Virüs , ısırık yarasının bulunduğu bölgeyi
innerve ( uyaran ) eden sinirleri takip ederek Medulla Sipinalis
'e ve oradan beyine veyahut da doğrudan baş sinirlerdeki ganglion
hücrelerinde çoğalır. Tükürük bezleri ve cornea'da da virüs
mevcuttur.
Virüs esas olarak salya ile kısmen de dışkı
, idrar ve süt ile atılır. Plasentayı geçebilir. Gebeliğin son
aylarında ısırılan bir ineğin buzağısı anasından önce kudurabilir.
İnkubasyon süresi değişiktir. Sığırlarda 3 aya kadar uzayabilir.
Isırılan nokta beyine ne kadar yakın ise , inkubasyon süresi o
kadar kısalır.
Sığırlarda Kuduz
Semptomları:
İlk belirtiler , çevreye karşı tepkilerde
normal olmayan değişimlerdir. Hiçbir nedene dayanmaksızın sık sık
böğürürler. Bu böğürme açlık veya buzağısını arama gibi durumlarda
rastlanan böğürmelere kıyasla daha kuvvetli ve süreklidir. Giderek
ses kısıklaşır.
Hayvan çok huzursuzdur. Bulunduğu yerde sık
sık yer değiştirir. Amaçsız hareketler yapar. Yanına
yaklaşıldığında saldırır. Yüz hatları çok gergin , bakışlar sert
ve vahşi bir görünümdedir. Çevreden gelen ses ve diğer uyarımlara
karşı normalden fazla bir duyarlılık gösterir. Hafif derecede
exophtalmus hali , pupillada genişleme ve bazen de şaşılık fark
edilir.
İştahı normal niteliğini kaybetmiştir.
Normal yiyecekleri yemez. Bazen yem niteliği taşımayan yabancı
maddeleri ağzına almaya çalışır. Otu ağzına alsa da çiğneyip
yutamaz. Su içmek ister fakat içemez. Su içme çabası sırasında
aşırı tepki gösterir. Kova ile su verildiğinde , kovayı devirir ,
boynuzlayarak parçalamak ister.
Sığırlarda kuduz'un diğer 2 önemli belirtisi
" konstipasyon " ve " tenesmus " dur. Hayvan sık sık ıkınır.

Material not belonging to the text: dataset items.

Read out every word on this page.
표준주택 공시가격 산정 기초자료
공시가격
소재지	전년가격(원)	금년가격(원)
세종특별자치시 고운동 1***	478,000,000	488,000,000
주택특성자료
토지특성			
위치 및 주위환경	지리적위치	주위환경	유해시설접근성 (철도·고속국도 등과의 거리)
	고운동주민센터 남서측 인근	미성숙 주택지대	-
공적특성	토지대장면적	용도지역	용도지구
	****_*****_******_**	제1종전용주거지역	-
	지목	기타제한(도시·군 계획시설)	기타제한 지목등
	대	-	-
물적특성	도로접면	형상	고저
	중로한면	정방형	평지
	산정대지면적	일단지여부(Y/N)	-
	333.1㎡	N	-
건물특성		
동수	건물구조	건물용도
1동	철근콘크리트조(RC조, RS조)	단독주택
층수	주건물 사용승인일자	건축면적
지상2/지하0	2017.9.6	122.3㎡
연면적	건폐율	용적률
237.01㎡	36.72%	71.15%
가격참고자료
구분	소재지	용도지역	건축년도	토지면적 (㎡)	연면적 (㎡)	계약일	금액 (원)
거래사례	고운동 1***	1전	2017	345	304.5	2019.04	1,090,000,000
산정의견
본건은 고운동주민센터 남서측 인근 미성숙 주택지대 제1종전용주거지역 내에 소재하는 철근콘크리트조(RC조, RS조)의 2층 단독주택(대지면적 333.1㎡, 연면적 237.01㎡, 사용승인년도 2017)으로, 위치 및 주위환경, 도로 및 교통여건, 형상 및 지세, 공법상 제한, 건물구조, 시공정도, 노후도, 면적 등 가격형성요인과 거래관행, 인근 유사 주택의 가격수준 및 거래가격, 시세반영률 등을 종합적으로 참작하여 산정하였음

Ikınmalar sırasında rektumdan ses gelir ( Ikınma sırasında girip
çıkan havanın çıkarttığı ses ). Hiç defekasyon yapamaz. Sık sık
mikturasyon pozisyonları alır , zorlamak suretiyle pek az miktarda
idrar çıkarabilir (Strangurie).
Hastalığın ilk günlerinden itibaren ,
ağızdan sicim tarzında salya akıntısı gelir. Alt çene , köpeklerde
olduğu kadar belirgin şekilde aşağı düşmez. Ancak çene elle
yoklandığında , çenenin giderek gevşediği fark edilir.
Hastalığın 2. gününden itibaren felç
belirtileri de giderek belirginleşmeye başlar. Salya akıntısı ,
çenenin gevşemesi , yutma refleksinin silinmesi , sendeleyerek
yürüme , yürürken tökezleyip düşme , baş üstüne veya arka üstü
yıkılma gibi " parasis " ve " paralysis "belirtileri ortaya çıkar.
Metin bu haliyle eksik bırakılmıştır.